Note the various kinds of lines. The straight green line uses 2D Cartesian coordinates. The curved red line renders a “Great Circle” 3D projection. It tracks a default WSG84 standard ellipsoid that hugs our non-spherical bumpy Earth. An explicit 3D spherical option can simplify those 3D graphics, trading accuracy for speed.

Cesium Sandcastle ploying interactive demo

React

Cesium arguably integrates an amazing variety of geo capabilities with performant JS applications. Those include React applications.

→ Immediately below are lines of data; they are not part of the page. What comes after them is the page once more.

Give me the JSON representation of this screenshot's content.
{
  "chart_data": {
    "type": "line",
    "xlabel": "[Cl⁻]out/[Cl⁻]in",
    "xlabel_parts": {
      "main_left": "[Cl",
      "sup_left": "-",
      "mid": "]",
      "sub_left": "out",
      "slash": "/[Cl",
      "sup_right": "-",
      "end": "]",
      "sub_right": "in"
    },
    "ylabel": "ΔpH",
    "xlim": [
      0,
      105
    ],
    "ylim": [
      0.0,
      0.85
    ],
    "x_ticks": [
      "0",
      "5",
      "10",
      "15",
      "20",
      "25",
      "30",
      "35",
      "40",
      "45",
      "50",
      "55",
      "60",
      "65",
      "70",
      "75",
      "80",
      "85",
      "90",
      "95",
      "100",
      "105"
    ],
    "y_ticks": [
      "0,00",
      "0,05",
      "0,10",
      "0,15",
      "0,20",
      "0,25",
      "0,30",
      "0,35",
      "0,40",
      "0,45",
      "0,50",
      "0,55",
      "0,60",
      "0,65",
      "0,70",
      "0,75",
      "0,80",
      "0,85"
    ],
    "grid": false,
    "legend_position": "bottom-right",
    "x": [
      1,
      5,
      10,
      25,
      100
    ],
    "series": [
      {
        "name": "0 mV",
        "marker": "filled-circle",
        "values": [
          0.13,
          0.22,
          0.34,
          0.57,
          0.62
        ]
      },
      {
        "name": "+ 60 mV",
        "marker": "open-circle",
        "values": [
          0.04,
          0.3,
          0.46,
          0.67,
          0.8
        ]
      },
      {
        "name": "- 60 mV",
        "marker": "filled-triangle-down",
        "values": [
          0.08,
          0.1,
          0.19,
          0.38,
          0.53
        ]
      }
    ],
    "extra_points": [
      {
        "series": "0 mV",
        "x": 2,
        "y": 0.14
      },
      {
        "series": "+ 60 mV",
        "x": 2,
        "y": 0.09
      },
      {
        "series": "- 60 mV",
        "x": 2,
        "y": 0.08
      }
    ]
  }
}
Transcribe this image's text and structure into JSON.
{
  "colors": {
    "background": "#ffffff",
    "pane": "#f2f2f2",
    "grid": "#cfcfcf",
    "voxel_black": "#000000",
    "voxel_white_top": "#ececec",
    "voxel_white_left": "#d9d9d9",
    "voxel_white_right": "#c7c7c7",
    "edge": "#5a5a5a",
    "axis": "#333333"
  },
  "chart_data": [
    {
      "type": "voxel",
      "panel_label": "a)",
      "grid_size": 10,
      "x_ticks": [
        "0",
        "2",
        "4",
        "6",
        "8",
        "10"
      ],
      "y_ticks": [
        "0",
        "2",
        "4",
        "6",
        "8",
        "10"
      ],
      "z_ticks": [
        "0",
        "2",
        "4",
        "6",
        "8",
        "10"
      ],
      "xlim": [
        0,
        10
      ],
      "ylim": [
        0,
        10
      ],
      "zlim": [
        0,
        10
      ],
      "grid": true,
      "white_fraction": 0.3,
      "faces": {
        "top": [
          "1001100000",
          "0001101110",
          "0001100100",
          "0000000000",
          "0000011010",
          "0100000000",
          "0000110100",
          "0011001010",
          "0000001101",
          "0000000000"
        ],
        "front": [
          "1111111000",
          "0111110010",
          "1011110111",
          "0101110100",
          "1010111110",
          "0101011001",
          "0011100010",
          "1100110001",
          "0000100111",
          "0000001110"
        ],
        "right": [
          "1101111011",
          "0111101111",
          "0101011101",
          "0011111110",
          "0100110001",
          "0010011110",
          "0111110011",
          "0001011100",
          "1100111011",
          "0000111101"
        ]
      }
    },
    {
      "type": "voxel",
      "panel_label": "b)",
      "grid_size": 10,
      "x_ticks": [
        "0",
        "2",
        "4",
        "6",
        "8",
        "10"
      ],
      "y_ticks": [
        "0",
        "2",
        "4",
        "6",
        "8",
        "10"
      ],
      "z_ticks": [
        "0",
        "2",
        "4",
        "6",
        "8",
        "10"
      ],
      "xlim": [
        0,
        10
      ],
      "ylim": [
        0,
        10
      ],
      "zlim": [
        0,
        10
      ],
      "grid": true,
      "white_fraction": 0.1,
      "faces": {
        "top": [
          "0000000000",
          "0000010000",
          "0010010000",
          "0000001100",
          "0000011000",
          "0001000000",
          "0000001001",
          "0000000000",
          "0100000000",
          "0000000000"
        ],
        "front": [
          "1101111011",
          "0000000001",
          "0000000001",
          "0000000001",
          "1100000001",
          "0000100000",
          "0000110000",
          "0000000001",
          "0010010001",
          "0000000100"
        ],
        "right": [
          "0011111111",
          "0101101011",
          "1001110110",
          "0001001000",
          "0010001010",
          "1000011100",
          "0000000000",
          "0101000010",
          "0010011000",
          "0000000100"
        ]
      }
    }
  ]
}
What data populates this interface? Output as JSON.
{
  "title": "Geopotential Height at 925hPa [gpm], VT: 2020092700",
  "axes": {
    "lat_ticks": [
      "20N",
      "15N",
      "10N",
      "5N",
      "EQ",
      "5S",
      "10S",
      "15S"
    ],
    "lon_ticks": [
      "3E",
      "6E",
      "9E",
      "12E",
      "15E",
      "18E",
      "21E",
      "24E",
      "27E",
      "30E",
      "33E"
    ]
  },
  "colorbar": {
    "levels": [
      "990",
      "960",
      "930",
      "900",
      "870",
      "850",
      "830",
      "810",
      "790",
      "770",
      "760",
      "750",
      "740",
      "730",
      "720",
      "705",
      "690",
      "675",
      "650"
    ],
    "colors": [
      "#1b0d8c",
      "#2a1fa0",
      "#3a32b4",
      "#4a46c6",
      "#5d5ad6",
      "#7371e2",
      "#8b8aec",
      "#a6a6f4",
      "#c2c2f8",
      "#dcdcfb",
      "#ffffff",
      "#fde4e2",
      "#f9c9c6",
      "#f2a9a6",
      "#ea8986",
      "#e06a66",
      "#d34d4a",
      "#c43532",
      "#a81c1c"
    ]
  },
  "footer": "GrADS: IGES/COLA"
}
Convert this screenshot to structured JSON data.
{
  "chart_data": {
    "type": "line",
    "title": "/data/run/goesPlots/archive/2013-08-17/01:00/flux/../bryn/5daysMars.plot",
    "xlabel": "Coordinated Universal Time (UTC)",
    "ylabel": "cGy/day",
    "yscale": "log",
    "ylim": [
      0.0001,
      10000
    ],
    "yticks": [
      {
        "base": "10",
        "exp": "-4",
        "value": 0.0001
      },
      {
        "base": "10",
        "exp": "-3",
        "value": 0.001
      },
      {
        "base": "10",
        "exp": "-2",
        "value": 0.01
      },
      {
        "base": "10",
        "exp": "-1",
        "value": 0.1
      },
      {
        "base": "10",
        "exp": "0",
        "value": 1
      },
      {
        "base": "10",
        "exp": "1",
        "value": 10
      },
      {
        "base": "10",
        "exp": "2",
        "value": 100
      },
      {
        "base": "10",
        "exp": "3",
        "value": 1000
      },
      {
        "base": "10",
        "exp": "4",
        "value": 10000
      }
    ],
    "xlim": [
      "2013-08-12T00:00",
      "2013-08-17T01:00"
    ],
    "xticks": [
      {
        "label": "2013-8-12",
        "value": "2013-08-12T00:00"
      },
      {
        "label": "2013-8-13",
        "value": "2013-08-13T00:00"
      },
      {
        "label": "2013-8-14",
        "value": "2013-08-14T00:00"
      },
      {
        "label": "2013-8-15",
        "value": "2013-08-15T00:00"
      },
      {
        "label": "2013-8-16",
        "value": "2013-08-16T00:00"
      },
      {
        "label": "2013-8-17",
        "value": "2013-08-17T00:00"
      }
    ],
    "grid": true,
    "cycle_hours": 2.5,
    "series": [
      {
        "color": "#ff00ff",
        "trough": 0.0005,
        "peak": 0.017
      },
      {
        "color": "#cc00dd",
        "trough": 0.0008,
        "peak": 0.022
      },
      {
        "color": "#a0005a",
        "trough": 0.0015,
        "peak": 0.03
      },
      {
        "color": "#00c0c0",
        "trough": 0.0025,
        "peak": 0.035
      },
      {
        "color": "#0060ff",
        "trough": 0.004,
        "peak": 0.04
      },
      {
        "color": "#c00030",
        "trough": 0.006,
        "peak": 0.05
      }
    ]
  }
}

Resium, an npm downloadable module, wraps Cesium functionality with React components. See this site for information.

Summary

This has been a shallow dive into CesiumJS. I briefly mentioned:

  • a 3D geospatial JS library called CesiumJS
  • a Cesium sandbox named Sandcastle
  • two APIs: a high-level entity API as well as a low-level primitive API
  • 3D Tiles, an open-source standard used to render surface features
  • a simple online “QuickStart” that renders an interactive view of the San Francisco Peninsula
  • programmatically changing the quickstart view to look at Keyhole Software
  • an interactive search by street address to render a view of Keyhole Software
  • a reference to using a geocoding service to find and render a street address
  • drawing a line in either 2d cartesian coordinates  or 3d
  • Resium, a React component wrapper for Cesium objects
  • Cesium Sandcastle demos that allow interaction with myriad capabilities

If Cesium interests you, refer to the entity API while investigating myriad interactive demos in the gallery tab of Sandcastle. I think they’re fun to alter and observe. A breadth of applications can emerge from those live ideas.